Do laundry. Clean the fish tank. Re-grout the bathroom. What do these things have in common? They are much better ways to spend your time than sitting through Melissa McCarthy's uninspired and forced "Life of the Party."
The film represents the third time the comedian has teamed up with her writer/director husband Ben Falcone — they previously did "The Boss" and "Tammy" — but not only is the new one the weakest, it also may raise questions about the continued viability of McCarthy starring in these solo films.
McCarthy plays a frumpy housewife in middle age who returns to college alongside her daughter after her husband of 23 years dumps her. Young people may not recognize the premise has been swiped from 1986's "Back to School" with Rodney Dangerfield but every other cliche of college movies is present in "Life of the Party ."
Our frumpy heroine in a bedazzled sweater must at some point get a sexy makeover, right? Oh, yes. She must attend drunken keggers and loosen up? You guessed it. She accidentally ingests pot? Sure. A college stud suddenly gets turned on by this older woman? Naturally. Mean, superhot girls become her sarcastic bullies? Yawn.
Is there a themed frat party where our heroine, to the delight of many, owns the dance floor? Snooze. Must there be a girl-on-girl fight scene? Please. A secret initiation into a sorority, complete with spanking? Naturally. Can there be a climactic party-and-fundraiser in which everything rides on the empty promise of a celebrity showing up? And then the celebrity DOES show up? Wait, is anyone still watching this dreck?
McCarthy's welcome manic, anarchic energy is mostly missing from "Life of the Party" and few of her co-stars offer much. Gillian Jacobs as a sorority sister who was in a coma for eight years (wait, what?) and Julie Bowen as McCarthy's romantic rival are both wasted. The only person rising above the flat material is Maya Rudolph, who is always terrific.
The script is lackluster, relying mostly on puns, boob or groin jokes.
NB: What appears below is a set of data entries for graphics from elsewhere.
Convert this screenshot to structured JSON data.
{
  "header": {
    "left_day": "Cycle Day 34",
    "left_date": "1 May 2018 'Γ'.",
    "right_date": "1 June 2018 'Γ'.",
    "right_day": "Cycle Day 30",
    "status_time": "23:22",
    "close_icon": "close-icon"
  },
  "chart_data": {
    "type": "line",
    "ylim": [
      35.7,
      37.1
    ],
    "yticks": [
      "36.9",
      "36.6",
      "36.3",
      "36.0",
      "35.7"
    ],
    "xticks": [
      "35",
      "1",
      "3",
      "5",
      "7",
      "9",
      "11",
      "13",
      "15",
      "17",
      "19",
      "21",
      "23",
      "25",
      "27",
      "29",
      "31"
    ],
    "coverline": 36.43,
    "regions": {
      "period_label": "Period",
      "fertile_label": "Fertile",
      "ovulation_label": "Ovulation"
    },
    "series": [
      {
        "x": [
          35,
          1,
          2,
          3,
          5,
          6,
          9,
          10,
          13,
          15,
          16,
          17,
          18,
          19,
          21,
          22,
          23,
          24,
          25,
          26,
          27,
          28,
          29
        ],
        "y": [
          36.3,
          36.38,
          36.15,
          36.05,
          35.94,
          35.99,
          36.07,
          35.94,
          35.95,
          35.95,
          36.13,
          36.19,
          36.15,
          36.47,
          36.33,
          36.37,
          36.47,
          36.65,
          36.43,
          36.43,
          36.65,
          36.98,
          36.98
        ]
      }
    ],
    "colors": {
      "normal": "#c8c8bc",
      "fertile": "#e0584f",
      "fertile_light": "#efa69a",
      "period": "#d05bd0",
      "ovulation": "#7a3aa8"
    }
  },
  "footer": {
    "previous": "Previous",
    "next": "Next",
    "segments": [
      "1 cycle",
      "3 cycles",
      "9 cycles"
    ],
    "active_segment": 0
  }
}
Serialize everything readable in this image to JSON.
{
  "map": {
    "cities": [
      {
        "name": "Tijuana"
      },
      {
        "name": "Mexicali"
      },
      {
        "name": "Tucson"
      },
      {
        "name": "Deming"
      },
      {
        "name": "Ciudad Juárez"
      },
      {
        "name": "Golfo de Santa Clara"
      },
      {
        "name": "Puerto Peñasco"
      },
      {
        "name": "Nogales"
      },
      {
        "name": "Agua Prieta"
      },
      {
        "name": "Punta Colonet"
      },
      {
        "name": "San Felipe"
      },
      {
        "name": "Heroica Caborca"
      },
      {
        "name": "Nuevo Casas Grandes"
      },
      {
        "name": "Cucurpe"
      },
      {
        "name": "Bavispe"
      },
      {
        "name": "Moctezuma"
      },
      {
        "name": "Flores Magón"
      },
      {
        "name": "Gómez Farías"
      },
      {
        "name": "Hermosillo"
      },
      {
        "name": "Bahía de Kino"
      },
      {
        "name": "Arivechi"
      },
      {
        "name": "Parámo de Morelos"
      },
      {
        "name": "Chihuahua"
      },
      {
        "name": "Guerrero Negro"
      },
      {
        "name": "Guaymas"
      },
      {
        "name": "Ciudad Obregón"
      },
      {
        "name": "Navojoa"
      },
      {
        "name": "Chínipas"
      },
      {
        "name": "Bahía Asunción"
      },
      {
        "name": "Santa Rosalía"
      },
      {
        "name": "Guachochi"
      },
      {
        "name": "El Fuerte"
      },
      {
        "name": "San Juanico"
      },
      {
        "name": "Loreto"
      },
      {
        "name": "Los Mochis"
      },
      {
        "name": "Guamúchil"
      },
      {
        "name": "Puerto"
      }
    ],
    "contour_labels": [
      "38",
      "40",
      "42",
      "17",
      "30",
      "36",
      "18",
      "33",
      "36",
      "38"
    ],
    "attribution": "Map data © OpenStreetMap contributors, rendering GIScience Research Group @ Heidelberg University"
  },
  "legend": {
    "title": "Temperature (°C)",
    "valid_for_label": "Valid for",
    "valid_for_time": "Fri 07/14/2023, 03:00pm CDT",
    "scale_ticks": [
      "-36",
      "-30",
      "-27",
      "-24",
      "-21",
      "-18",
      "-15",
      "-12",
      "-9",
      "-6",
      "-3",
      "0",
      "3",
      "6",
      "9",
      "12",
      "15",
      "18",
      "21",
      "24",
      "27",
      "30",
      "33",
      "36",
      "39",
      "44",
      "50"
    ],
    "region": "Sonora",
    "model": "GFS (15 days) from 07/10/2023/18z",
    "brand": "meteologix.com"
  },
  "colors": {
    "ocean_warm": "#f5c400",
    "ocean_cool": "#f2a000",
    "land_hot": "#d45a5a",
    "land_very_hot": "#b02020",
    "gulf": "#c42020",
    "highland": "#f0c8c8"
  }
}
When the smitten college stud asks our heroine to back-pack across Europe with him, she replies: "I need luggage with wheels." When McCarthy's character is in the college gift shop and spies a pair of small footballs for sale, she wonders what they're for. "I guess I'll find tiny football players," she muses.
The film attempts to reach for a female empowerment message, but only half-heartedly. McCarthy's character, in a pep talk, tries to encourage her sorority sisters to own their personal strengths, but often that just means she admires one's long legs or another's perk posterior. "Everybody's good," she says, flailing. Worse, her sorority sisters come across as pretty underwhelming. One is as dumb as a plank — "You made lemons out of lemonade!" — and another can't do simple math.
More troubling is imagining if the gender roles were reversed. Would we really cheer a middle-aged divorced man having public sex in the library stacks with a girl more than half his age? Would we tolerate a group of vengeful, drug-addled men crashing a wedding and destroying the banquet of an ex-wife?
Wandering aimlessly in the well-worn corridors of 1980s puerile frat flicks, "Life of the Party" wobbles to a predictable end and then sort of finishes without a bang. One line from it really resonated.
"What am I doing here," McCarthy's character asks. "I'm lying to these kids and taking their money." Precisely, Ms. McCarthy, precisely.
"Life of the Party," a New Line Cinema release, is rated PG-13 by the Motion Picture Association of America for "sexual material, drug content and partying." Running time: 105 minutes. One star out of four.